O dono da loja esticou seus braços, levantando a mochila o mais alto que podia, e onde a garota não conseguia alcançar. Pelo grito da garota, o velho ambicioso percebeu que a mochila possuía algum custo.
- Na-na! – brincava jogando a mochila de um lado para o outro com seus grandes braços molengas e elásticos. - Vamos fazer um trato: vocês três irão entregar um pacote na grande cidade de Primaria e levarão a mochila da moça com vocês. Se inventarem de fugir ou desviar o caminho, eu chamarei os guardas do Governo para prender o espantalho e a mocinha de sapatos estranhos.
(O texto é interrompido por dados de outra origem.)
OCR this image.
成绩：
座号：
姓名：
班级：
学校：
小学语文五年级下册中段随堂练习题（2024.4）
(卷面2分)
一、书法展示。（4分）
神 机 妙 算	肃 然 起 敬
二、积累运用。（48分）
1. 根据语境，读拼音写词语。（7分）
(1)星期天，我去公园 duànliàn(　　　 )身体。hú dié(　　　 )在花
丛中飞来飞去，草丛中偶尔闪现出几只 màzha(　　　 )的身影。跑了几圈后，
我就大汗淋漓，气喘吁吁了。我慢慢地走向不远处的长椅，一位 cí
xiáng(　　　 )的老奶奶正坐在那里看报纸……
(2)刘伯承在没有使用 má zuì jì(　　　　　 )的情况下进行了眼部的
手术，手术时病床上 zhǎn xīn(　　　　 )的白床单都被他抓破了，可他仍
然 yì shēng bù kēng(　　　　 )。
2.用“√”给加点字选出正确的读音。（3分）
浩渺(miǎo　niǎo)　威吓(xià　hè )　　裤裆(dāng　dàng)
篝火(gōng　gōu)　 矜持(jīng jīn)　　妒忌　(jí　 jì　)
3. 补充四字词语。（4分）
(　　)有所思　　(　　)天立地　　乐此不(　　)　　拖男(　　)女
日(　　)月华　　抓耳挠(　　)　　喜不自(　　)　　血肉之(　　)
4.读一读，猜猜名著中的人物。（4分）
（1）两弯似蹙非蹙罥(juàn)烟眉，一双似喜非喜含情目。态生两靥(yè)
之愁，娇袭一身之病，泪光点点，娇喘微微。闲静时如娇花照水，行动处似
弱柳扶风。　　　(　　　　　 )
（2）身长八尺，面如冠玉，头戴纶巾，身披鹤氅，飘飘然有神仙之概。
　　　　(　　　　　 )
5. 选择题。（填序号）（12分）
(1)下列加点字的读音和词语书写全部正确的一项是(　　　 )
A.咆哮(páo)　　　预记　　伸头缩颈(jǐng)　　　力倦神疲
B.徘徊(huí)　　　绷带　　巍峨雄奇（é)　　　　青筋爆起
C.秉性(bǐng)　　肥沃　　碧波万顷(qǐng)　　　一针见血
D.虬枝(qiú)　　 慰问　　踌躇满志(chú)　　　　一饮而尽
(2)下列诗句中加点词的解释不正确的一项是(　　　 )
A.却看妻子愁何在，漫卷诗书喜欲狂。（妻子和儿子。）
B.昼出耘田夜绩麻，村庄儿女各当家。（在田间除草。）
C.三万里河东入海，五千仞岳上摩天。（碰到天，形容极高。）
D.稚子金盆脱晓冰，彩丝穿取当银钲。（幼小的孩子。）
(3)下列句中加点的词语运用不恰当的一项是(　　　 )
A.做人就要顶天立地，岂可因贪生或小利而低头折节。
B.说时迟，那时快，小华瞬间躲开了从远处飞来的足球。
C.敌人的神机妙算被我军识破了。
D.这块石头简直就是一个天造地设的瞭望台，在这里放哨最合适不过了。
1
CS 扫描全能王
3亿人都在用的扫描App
A garota olhou para os próprios pés. Ainda lhe restavam os all-stars...
- Primaria? – Alcest perguntou. – Eu não posso entrar lá! Fui banido daquela cidade!
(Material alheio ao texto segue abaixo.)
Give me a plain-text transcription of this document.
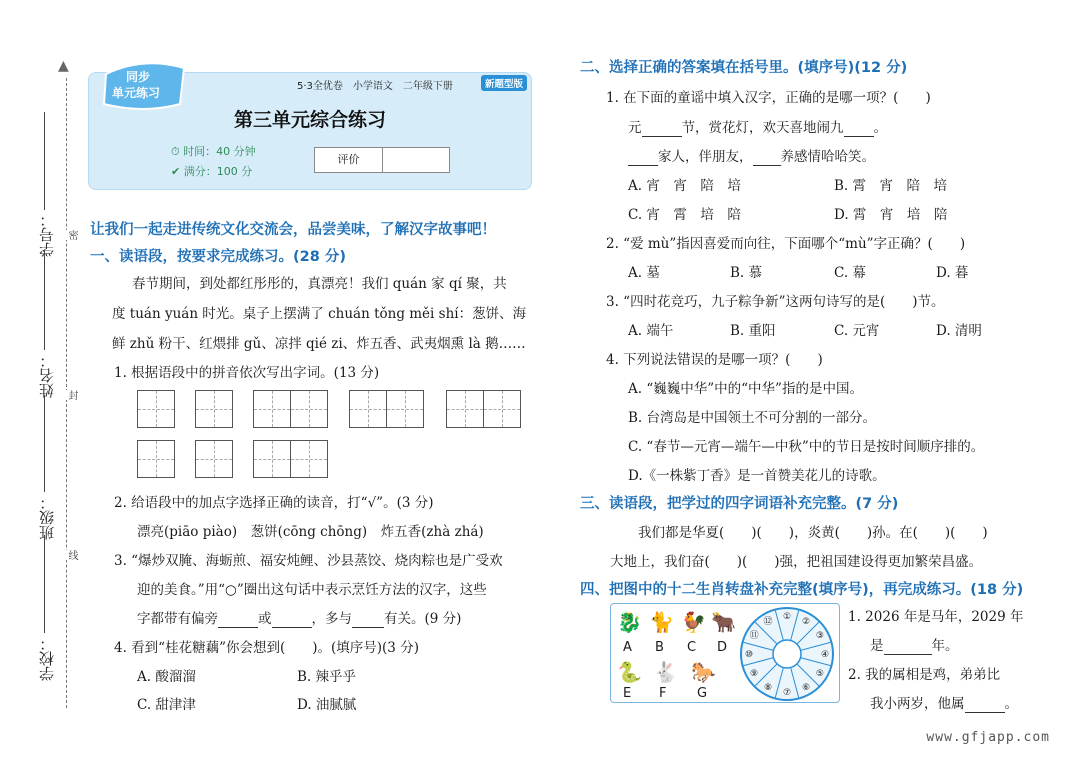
▲
学号： 密
姓名： 封
班级：
线
学校：
5·3全优卷　小学语文　二年级下册	新题型版
第三单元综合练习
⏱ 时间：40 分钟
✔ 满分：100 分
评价
同步
单元练习
让我们一起走进传统文化交流会，品尝美味，了解汉字故事吧！
一、读语段，按要求完成练习。(28 分)
春节期间，到处都红彤彤的，真漂亮！我们 quán 家 qí 聚，共
度 tuán yuán 时光。桌子上摆满了 chuán tǒng měi shí：葱饼、海
鲜 zhǔ 粉干、红煨排 gǔ、凉拌 qié zi、炸五香、武夷烟熏 là 鹅……
1. 根据语段中的拼音依次写出字词。(13 分)
2. 给语段中的加点字选择正确的读音，打“√”。(3 分)
漂亮(piāo piào)　葱饼(cōng chōng)　炸五香(zhà zhá)
3. “爆炒双腌、海蛎煎、福安炖鲤、沙县蒸饺、烧肉粽也是广受欢
迎的美食。”用“○”圈出这句话中表示烹饪方法的汉字，这些
字都带有偏旁	或	，多与 有关。(9 分)
4. 看到“桂花糖藕”你会想到(　　)。(填序号)(3 分)
A. 酸溜溜	B. 辣乎乎
C. 甜津津	D. 油腻腻
二、选择正确的答案填在括号里。(填序号)(12 分)
1. 在下面的童谣中填入汉字，正确的是哪一项？(　　)
元	节，赏花灯，欢天喜地闹九 。
家人，伴朋友， 养感情哈哈笑。
A. 宵　宵　陪　培	B. 霄　宵　陪　培
C. 宵　霄　培　陪	D. 霄　宵　培　陪
2. “爱 mù”指因喜爱而向往，下面哪个“mù”字正确？(　　)
A. 墓	B. 慕	C. 幕	D. 暮
3. “四时花竞巧，九子粽争新”这两句诗写的是(　　)节。
A. 端午	B. 重阳	C. 元宵	D. 清明
4. 下列说法错误的是哪一项？(　　)
A. “巍巍中华”中的“中华”指的是中国。
B. 台湾岛是中国领土不可分割的一部分。
C. “春节—元宵—端午—中秋”中的节日是按时间顺序排的。
D.《一株紫丁香》是一首赞美花儿的诗歌。
三、读语段，把学过的四字词语补充完整。(7 分)
我们都是华夏(　　)(　　)，炎黄(　　)孙。在(　　)(　　)
大地上，我们奋(　　)(　　)强，把祖国建设得更加繁荣昌盛。
四、把图中的十二生肖转盘补充完整(填序号)，再完成练习。(18 分)
🐉
A
🐈
B
🐓
C
🐂
D
🐍
E
🐇
F
🐎
G
①
②
③
④
⑤
⑥
⑦
⑧
⑨
⑩
⑪
⑫	1. 2026 年是马年，2029 年
是	年。
2. 我的属相是鸡，弟弟比
我小两岁，他属	。
www.gfjapp.com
- Procurem um jeito... – respondeu friamente o dono da loja.
- Irá me prender por que? Que motivos eu tenho!? – Melissa já estava com nojo daquele porco capitalista.
Um braço elástico e mole do velho ergueu-se até a prateleira, pegando um embrulho menor do que um palmo. Abriu um sorriso sarcástico:
- Aqueles guardas são facilmente comprados por mercadorias e informação...tfhehe!
Alcest olhou para Melissa, e vice-versa. Era uma situação crítica.
- Está bem...- disse o espantalho. – Dê a mochila para a garota. Eu irei entregar este pacote ordinário, nem que eu me arrisque por isso...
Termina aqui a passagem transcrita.